Increased risk of serious injury.
This kind of goes without saying: if you lift something that is too heavy, you might get hurt. Unfortunately, overexercising is not just about time; it is also about how intensely you are working out. Perhaps you be okay after a 3-hour hike. However, if you are able to safely lift 100lbs, but you insist on lifting 300lb weights … maybe … you might be susceptible to injury. Also for those who are significantly overweight or obese as a result of Binge Eating Disorder, you can cause injury to yourself much more easily through overexercising simply by running. This can cause knee damage, broken bones, or other internal injuries.
If you spend more time at the gym than with your girlfriend, boyfriend, mother, father, etc., you might have some social issues as well. If you are in a constant mode of working out and obsessing about fitness, what else do you bring to the table? What else do you like to do? Are you a good friend? Are you being a good significant other? If you are one of those “Fuck everybody, I’mma do me!” people, then this might be acceptable to you. However, just know that you might not get invited to any family functions any time soon.
But you work out now! So is exercise really bad?
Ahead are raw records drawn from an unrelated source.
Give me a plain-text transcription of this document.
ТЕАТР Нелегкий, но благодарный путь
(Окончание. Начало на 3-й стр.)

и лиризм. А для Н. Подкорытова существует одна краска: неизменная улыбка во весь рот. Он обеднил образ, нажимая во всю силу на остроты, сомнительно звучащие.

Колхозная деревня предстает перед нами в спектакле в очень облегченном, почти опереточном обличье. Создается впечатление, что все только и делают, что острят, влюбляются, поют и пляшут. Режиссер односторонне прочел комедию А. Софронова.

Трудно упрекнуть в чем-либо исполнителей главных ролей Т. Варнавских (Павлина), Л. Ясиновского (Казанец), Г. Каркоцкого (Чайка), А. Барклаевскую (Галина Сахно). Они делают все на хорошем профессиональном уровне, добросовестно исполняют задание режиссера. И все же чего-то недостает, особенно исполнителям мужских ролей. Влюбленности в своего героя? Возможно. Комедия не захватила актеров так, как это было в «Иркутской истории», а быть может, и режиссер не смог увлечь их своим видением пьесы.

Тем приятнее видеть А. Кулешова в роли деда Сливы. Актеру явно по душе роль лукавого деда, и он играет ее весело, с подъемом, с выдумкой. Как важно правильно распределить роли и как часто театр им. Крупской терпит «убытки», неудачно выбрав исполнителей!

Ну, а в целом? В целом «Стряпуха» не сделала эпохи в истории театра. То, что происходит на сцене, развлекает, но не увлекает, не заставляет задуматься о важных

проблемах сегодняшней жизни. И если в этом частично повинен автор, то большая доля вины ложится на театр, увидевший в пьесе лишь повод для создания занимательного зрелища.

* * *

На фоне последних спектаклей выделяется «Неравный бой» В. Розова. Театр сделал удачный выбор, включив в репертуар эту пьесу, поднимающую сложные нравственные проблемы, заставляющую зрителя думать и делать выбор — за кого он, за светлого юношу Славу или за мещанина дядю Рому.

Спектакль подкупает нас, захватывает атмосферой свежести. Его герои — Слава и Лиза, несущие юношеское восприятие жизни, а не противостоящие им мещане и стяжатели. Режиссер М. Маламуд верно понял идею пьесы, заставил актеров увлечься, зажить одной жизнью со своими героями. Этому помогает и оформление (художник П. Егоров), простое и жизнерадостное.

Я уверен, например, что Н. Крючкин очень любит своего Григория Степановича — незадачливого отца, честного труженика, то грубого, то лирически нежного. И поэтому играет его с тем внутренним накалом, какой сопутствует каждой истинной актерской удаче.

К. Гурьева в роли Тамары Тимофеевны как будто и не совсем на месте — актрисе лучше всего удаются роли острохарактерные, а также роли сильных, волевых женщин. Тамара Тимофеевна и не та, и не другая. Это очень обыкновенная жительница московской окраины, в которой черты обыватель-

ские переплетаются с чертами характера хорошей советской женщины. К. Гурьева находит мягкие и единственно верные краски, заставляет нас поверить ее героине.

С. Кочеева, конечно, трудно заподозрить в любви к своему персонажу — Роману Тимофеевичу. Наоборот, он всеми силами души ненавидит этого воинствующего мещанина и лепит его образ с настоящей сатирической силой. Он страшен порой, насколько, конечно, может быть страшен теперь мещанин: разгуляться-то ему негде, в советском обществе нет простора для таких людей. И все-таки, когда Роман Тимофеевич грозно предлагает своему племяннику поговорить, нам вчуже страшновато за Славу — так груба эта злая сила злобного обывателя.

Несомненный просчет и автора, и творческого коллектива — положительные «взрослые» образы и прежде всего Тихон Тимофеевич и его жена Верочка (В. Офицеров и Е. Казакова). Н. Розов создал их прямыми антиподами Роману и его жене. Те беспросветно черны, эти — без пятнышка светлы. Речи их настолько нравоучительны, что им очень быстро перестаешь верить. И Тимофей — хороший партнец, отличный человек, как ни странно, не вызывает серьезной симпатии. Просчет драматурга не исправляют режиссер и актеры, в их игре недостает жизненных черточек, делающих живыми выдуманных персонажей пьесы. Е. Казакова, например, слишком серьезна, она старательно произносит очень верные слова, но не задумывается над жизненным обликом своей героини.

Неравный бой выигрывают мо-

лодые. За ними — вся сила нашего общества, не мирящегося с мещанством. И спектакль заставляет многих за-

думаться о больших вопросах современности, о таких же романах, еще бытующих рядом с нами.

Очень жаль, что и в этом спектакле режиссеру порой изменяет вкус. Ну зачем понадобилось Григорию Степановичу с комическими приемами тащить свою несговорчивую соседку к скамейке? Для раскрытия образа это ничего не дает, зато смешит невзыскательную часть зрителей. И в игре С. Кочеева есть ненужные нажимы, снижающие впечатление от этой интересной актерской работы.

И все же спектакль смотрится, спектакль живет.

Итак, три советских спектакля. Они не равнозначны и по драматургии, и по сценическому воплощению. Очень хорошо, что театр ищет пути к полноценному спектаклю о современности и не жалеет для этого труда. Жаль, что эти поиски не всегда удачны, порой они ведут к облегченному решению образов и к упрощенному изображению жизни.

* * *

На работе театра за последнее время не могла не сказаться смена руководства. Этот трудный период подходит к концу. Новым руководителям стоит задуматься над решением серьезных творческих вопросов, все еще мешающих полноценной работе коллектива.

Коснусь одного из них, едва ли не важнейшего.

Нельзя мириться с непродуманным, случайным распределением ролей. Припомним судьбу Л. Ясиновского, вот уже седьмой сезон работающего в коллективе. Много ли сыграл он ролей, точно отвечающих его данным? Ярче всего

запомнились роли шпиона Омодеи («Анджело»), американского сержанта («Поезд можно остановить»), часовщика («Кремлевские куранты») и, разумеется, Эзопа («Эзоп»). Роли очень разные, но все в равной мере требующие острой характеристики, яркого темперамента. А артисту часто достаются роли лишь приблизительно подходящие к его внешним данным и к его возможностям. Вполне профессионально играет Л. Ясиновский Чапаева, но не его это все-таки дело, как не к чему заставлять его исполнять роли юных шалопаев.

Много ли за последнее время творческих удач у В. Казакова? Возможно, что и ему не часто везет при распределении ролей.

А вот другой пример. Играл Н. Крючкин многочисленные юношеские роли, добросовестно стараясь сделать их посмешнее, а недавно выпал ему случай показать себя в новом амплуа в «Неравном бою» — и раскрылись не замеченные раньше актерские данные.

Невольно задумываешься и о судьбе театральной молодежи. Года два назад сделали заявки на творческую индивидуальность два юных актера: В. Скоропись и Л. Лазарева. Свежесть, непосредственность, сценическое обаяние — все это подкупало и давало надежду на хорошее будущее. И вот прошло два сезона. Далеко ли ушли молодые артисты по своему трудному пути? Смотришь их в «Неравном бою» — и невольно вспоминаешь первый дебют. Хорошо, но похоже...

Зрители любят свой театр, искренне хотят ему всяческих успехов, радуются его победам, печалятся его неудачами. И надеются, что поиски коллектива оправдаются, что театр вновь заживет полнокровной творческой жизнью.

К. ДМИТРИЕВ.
Did you not read this blog all the way through? (Sigh …) Yes, I do work out now. In fact, as a therapist, I have found fitness to be one of the greatest coping skills, prosocial activities, and life enhancers for those struggling with mental health and substance use disorders. It has transformed my life drastically in the last two years. However, much like in any other dysfunctional relationship, I needed to change my mindset and my actions. Today, I can work out for an hour or two and feel satisfied. I can miss a workout from time to time and not feel like it is life or death. I can eat a Kit Kat and only have one, rather than spiraling into a dilemma of, “Okay, do I go work it off now? Or do I have to eat 4 of them?”. It sounds cliché, but it is all about balance. Some things are cliché because they’re true.